Looking to the code we are trying now to initialize the start values as:

distribution.start_values = [np.mean(target_train), np.mean(target_train)]

But we are wondering if this is the right way.

@edgBR The following fixes the problem

import numpy as np
import pandas as pd
import pkg_resources
import itertools
import shap 
import math
import multiprocessing
from scipy.stats import norm
import matplotlib.pyplot as plt
import joblib
import plotnine
from plotnine import *
plotnine.options.figure_size = (20, 10)

from xgboostlss.model import *
from xgboostlss.distributions.Expectile import Expectile
from xgboostlss.datasets.data_loader import load_simulated_data

# The data is a simulated Gaussian as follows, where x is the only true feature and all others are noise variables
    # loc = 10
    # scale = 1 + 4*((0.3 < x) & (x < 0.5)) + 2*(x > 0.7)

train, test = load_simulated_data()
n_cpu = multiprocessing.cpu_count()

X_train, y_train = train.iloc[:,1:],train.iloc[:,0]
X_test, y_test = test.iloc[:,1:],test.iloc[:,0]

dtrain = xgb.DMatrix(X_train, label=y_train, nthread=n_cpu)
dtest = xgb.DMatrix(X_test, nthread=n_cpu)

distribution = Expectile  
distribution.expectiles = [0.05, 0.95]     # Expectiles to be estimated: needs to be a list of at least two expectiles.
distribution.stabilize = "MAD"   
distribution.start_values = distribution.initialize(dtrain.get_label())

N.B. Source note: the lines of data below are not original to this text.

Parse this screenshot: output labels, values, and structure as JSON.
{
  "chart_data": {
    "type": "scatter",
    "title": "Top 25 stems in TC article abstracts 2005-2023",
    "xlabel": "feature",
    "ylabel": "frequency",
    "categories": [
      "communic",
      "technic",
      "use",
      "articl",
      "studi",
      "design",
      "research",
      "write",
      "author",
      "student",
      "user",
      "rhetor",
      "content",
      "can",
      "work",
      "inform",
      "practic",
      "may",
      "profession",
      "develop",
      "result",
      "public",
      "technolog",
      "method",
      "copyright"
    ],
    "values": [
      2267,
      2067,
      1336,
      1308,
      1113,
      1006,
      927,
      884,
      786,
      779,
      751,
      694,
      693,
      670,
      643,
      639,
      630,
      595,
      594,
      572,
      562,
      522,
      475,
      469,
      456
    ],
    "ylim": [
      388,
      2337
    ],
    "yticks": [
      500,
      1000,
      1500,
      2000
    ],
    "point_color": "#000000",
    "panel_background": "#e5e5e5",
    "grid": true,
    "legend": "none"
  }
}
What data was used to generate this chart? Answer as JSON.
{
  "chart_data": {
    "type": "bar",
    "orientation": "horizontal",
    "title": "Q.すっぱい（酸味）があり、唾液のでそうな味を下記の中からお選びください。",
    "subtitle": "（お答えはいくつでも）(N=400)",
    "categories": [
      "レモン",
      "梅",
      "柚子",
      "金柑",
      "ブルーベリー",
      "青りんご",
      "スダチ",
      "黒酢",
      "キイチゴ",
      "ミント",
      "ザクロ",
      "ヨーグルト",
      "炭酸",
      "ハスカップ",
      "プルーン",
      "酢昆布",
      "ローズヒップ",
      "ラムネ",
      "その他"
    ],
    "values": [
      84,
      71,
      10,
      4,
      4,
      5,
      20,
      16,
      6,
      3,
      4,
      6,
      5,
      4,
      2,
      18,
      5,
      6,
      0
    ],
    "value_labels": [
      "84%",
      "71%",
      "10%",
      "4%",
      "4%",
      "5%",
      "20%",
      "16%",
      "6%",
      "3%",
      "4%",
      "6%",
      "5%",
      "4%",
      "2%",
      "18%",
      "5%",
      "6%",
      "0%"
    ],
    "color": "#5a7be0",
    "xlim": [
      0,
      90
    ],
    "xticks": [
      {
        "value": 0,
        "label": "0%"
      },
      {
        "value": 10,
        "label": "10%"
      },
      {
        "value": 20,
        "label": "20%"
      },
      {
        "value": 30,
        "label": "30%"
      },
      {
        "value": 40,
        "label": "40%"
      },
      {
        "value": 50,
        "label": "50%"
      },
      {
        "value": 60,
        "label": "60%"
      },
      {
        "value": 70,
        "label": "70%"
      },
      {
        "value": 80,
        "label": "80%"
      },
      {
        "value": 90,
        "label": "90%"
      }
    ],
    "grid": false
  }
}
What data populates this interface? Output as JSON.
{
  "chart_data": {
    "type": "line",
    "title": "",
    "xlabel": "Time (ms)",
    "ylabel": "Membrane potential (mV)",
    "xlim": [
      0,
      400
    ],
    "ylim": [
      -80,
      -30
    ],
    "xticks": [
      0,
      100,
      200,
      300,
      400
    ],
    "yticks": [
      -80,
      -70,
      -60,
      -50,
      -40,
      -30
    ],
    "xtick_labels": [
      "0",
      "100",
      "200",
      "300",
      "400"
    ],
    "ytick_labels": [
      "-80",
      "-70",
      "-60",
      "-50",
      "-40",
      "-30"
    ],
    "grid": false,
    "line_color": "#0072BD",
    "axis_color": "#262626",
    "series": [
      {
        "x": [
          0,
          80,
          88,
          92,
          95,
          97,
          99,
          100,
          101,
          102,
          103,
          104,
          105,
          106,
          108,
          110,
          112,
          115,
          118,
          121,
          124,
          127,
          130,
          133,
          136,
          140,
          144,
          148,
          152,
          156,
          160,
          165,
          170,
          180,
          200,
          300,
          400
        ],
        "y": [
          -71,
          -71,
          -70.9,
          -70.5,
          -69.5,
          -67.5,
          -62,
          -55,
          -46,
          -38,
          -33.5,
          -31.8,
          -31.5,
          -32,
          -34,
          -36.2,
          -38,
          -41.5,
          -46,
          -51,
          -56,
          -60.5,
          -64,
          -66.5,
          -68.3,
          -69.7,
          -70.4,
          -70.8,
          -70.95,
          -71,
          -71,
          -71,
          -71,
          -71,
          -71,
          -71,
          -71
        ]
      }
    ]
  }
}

xgboostlss_model= joblib.load('my_model.joblib')

predictions = xgboostlss.predict(xgboostlss_model, 
                                 dtest, 
                                 dist=distribution,
                                 pred_type="expectiles")
predictions.head()

The only thing I changed, compared to your suggestion, is distribution.start_values = distribution.initialize(dtrain.get_label()) . The issue stems from this, i.e., starting values are initialized during model training only, and hence not available after you re-load the model. Hence, since you load the trained model, this causes the problem, since dist.start_values are not initialized since model training is already done in the prior step.

Hope this solves the problem to some extent. If you have soms suggestion on how to better pass the starting values to the model let me know.

edgBR commented

Hi,

This works but this is very hacky imho. My suggestion would be to not return a booster object in xgboostlss.train. Instead we can return a custom class where inside the self we have the booster and also the distribution object.

What do you think?

@edgBR Having a dedicated XGBoostLSS class is also my preferred option. Yet, I haven't had time to do that...

Closing the issue for now, using the interim solution.